De outro lado porque, em se tratando de pessoa comprovadamente inocente, incomoda os que acham que linchamento é um instrumento legítimo de justiça popular, que pune os antissociais, os que supostamente merecem ser castigados violentamente. Ficam sabendo que eles próprios podem ser alcançados pela ira da multidão, da justiça sem juiz nem tribunal de apelação. Não estão a salvo da violência descabida e injusta. Ninguém mais está. Isso é o que perturba.
Enquanto se trata de trucidar os outros, supomos que estamos a salvo. Mas casos como do Guarujá nos fazem a terrível revelação de que na solidão e no desamparo daquela mulher nós é que somos os linchados. Estamos lá, naquele corpo sendo friamente amarrado para ser arrastado como coisa desprezível pelas ruas da ignorância e da pobreza de espírito. Há poucas semanas, em Joinvile (SC) um homem foi linchado, acusado de um estupro de criança, que não houve, alertados os vingadores pela própria mãe da menina de que aquilo não ocorrera. Não obstante, foi morto.

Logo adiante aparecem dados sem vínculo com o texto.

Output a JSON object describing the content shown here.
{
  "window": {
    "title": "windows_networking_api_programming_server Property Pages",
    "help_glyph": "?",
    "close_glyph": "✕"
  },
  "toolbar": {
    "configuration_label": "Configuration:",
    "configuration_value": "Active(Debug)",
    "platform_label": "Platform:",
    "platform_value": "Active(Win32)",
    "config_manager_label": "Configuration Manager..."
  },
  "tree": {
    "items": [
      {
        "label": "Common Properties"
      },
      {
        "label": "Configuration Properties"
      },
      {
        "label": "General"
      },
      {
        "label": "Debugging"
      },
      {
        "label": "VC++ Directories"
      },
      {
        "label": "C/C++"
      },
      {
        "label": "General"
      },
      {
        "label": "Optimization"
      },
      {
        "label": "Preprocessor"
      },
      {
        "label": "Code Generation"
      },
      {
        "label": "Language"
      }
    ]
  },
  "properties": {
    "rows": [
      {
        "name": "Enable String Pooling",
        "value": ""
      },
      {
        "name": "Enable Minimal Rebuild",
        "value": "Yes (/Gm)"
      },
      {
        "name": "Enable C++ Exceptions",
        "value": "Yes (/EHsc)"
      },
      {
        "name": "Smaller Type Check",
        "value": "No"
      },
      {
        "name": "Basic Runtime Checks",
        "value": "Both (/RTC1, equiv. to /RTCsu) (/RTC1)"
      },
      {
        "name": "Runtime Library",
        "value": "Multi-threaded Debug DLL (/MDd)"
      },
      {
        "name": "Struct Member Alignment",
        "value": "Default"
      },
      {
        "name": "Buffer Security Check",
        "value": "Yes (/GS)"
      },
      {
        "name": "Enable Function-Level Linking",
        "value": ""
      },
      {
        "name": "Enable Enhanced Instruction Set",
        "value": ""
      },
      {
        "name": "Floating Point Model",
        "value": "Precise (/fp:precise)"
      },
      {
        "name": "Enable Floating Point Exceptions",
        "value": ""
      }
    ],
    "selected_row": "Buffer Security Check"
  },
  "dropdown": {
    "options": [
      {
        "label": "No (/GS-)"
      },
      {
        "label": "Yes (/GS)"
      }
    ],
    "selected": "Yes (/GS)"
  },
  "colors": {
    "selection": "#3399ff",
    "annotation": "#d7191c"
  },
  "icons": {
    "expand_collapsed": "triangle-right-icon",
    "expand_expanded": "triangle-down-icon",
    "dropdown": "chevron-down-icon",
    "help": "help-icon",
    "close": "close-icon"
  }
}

Outro traço novo dessa modalidade de comportamento violento é a mediação das redes sociais, o poder da internet para provocar o comportamento irracional da turba. As redes vem tendo um papel decisivo na mobilização das multidões e na manifestação da loucura que lhes é própria, que se conhece desde o estudo pioneiro de Gustave Le Bon. Há alguns anos, participei de uma conversa com Noam Chomsky aqui em São Paulo. Ele expunha a verdadeira revolução representada pela internet. Agora, dizia, cada um de nós pode fazer seu próprio jornal. Chomsky não levou em conta que a internet pode difundir inverdades, notícias atópicas e atemporais, o que dessas notícias tira a importância crítica do atual, como no caso do Guarujá, imunes ao compromisso com a informação fundamentada e ao risco da distorção e da mentira, da incompetência para informar e debater com responsabilidade e objetividade. A internet está cheia de lixo.
Esses dois linchamentos, em particular o do Guarujá, são reveladores de aspectos muito problemáticos da violência de rua. Seus conteúdos ocultos são expressões de uma sociedade que vem perdendo as referências.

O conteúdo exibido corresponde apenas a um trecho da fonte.